“with nothing but our lives”
For most of my life I have been frustrated by the fact that people did not comprehend the all-inclusive meaning of the word “everything” and the all-exclusive meaning of the word “nothing”. “We had lost everything; we had nothing.”
“Oh, that must have been just terrible” – yet people were inclined to think it could not possibly be completely true, that some Benign Hand had somehow provided that certain taken-for-granted items were salvaged: birth certificates, baby pictures, marriage certificates, wedding pictures, life insurance policies, pensions, bank accounts, credit cards. And that somehow this same Benign Hand had continued to pay the premiums on insurance policies and kept everything else current for the 3 ½ years that we were in the concentration camp.
Imagine yourself in a nightmare as a boy standing in the middle of the open prairie in the Midwest somewhere, holding a child’s suitcase and a note in your hand that tells you what your name is, when and where you were born, and the names of your parents and brother. It also says in bigger letters “If we get separated, take the train to Chicago.” Your memory is a fog with outlines like shadows and you have no idea why your body wants to take you where you are going other than that you hear the wail of a locomotive in the distance. So you start walking and, as you walk, you have to gradually dump the heavy items in your suitcase that make the muscles of your arms burn. You look back and all you see is blue-grey-black space. No horizon. Everything has evaporated in this void that opens behind you as you go forward. Your house, City Hall, the Court House, the Bank, the Insurance Company, the Church, the Hospital, your School. Moonbeams are groping for some vertical surface to light up. There is nothing.

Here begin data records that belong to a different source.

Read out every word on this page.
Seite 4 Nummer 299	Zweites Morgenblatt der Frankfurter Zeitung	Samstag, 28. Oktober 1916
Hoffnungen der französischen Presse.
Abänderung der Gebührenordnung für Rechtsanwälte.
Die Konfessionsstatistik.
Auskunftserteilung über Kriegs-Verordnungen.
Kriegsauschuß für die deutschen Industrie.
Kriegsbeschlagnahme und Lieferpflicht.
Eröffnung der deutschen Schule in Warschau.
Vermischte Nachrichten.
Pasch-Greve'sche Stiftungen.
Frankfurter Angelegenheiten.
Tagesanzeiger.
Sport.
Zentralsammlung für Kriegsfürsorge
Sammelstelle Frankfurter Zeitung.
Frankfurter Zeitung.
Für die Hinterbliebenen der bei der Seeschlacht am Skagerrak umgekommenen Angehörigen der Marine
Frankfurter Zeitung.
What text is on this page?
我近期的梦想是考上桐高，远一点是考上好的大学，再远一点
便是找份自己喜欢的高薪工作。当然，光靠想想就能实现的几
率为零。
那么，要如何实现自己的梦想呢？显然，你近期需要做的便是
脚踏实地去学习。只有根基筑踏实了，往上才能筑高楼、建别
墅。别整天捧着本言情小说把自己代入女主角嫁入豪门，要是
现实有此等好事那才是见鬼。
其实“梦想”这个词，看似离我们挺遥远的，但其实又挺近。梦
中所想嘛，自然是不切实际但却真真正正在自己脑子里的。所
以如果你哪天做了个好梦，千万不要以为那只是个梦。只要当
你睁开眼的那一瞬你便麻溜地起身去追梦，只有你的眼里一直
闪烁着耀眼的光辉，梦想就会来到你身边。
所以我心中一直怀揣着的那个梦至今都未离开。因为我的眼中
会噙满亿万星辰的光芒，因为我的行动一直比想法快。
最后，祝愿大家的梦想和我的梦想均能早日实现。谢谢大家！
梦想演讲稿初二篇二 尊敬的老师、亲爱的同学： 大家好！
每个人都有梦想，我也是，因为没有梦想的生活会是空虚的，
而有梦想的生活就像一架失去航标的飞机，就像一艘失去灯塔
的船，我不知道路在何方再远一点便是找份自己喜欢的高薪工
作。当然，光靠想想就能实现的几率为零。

You ultimately make it to the railroad tracks and you manage to get on a train that is headed to Chicago. In order to pay the conductor the required fare, you sell your suitcase, the clothes that you have left in it, the shoes you are wearing, your belt, your shirt, and you step onto the platform of the station in Chicago only wearing shorts, feet bare, and clutching the piece of paper.
That is me when my Mother, my brother and I stood on the dock in Singapore Harbor after having been evacuated from Surabaya by the English Navy in the beginning of November 1945. Everything was gone; we had nothing. We had come out of the concentration camps under the Japanese left with nothing but our lives.
We did not care. We were alive, embraced by the warm welcome of healthy-looking, rosy-cheeked, energetic people who wanted to help us. Our nightmare was over. Better times were coming.